2. Start a professional learning network (PLN)

You don’t need to look far to find an edtech expert. Sometimes your best resource is your fellow teachers who are already successfully using technology.

A PLN is meant to be your support system. Think of it as a non-judgemental place where you can go to learn and share. Integrating edtech is an ongoing process and you’ll need your PLN to guide you along the way.

Try forming a PLN with your grade level team to strategize solutions specific to your age group. Lesson-planning with edtech becomes less daunting when you know you’re not in it alone.

3. Explore online resources

There’s an abundance of great resources online on what teachers are doing with technology. Besides teaching you practical tips, they can also inspire you to use edtech in your own creative way.

Twitter has become a significant network for teachers to collaborate and learn. There are many online forums you can join to discuss new tools and techniques on integrating technology.

You can also follow many edtech coaches, such as Stacey Roshan and Bethany Petty, on social media for up-to-date analysis of the latest technology. Many of these edtech coaches also have blogs and podcasts that provide even more useful information.

4. Take it slow

Don’t try to tackle every tool at once! The amount of edtech platforms on the market is overwhelming and new things are always coming out.

Focus on learning one specific app or tool first. Once you’ve got the hang of it, you can then think about how to integrate it into your curriculum.

There’s no pressure to become an expert right from the get-go! Start with the basics and expertise will come with practice.

5. Focus on the content

Sometimes it’s easy to get caught up in the dazzle of a tool. Remind yourself that with edtech, learning should always come first and technology second.

Edtech integration needs to be content-driven. Focus on the educational goals and how a tech tool will help reach them. Consider whether a new tool can be integrated into existing lessons or if you would need to plan new lessons.

6. Let students be the teachers

Our students are much more tech-savvy than we are! Tap into that knowledge and don’t be afraid to let them be the teacher when it comes to tech.

Consider giving a new tool to a couple of students and asking them to learn and test it out first. Once they figure it out, they can teach the rest of class, including you!

7. Reflect on the process

A great way to learn more from a new experience is to reflect on it. Try keeping a journal to think about the difficulties and successes you’ve had, and to brainstorm better ways of implementing edtech with students.

Consider asking your more knowledgeable colleagues for feedback. They can observe your teaching and give you strategies for developing your use of edtech. Not only will this improve your practice, but it will also boost your confidence.

8. Use video

We lose a lot of learning opportunities when we decide to block video streaming sites. Keep in mind that YouTube doesn’t have to be the enemy.

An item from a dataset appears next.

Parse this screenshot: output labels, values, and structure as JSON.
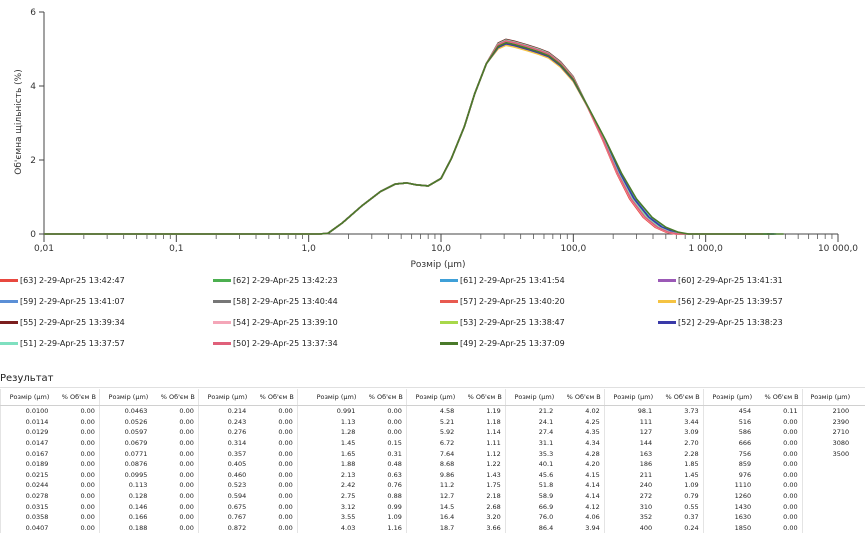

Videos can play an important role in your classroom. It’s possible to find smart ways to use these tools and create a video-friendly environment that teaches our students how to use them responsibly.

With sites like YouTube, Khan Academy, and TED-Ed, finding a video clip that enhances your lesson is easier than ever. There are already hours of quality videos on any topic you can imagine.

Edpuzzle relies on all of this amazing video content to give you the power and freedom to use it in your classroom. Because sharing is at the heart of Edpuzzle’s philosophy, you can also see what other, maybe more Edpuzzle-experienced teachers are doing.

You even have the chance to let your students have a go at video lesson-making themselves. When you create a student project, your students get the chance to show off their skills. Who knows, maybe they’ll teach you a trick or two!

Think these steps sound doable? Choose an edtech tool and start learning today!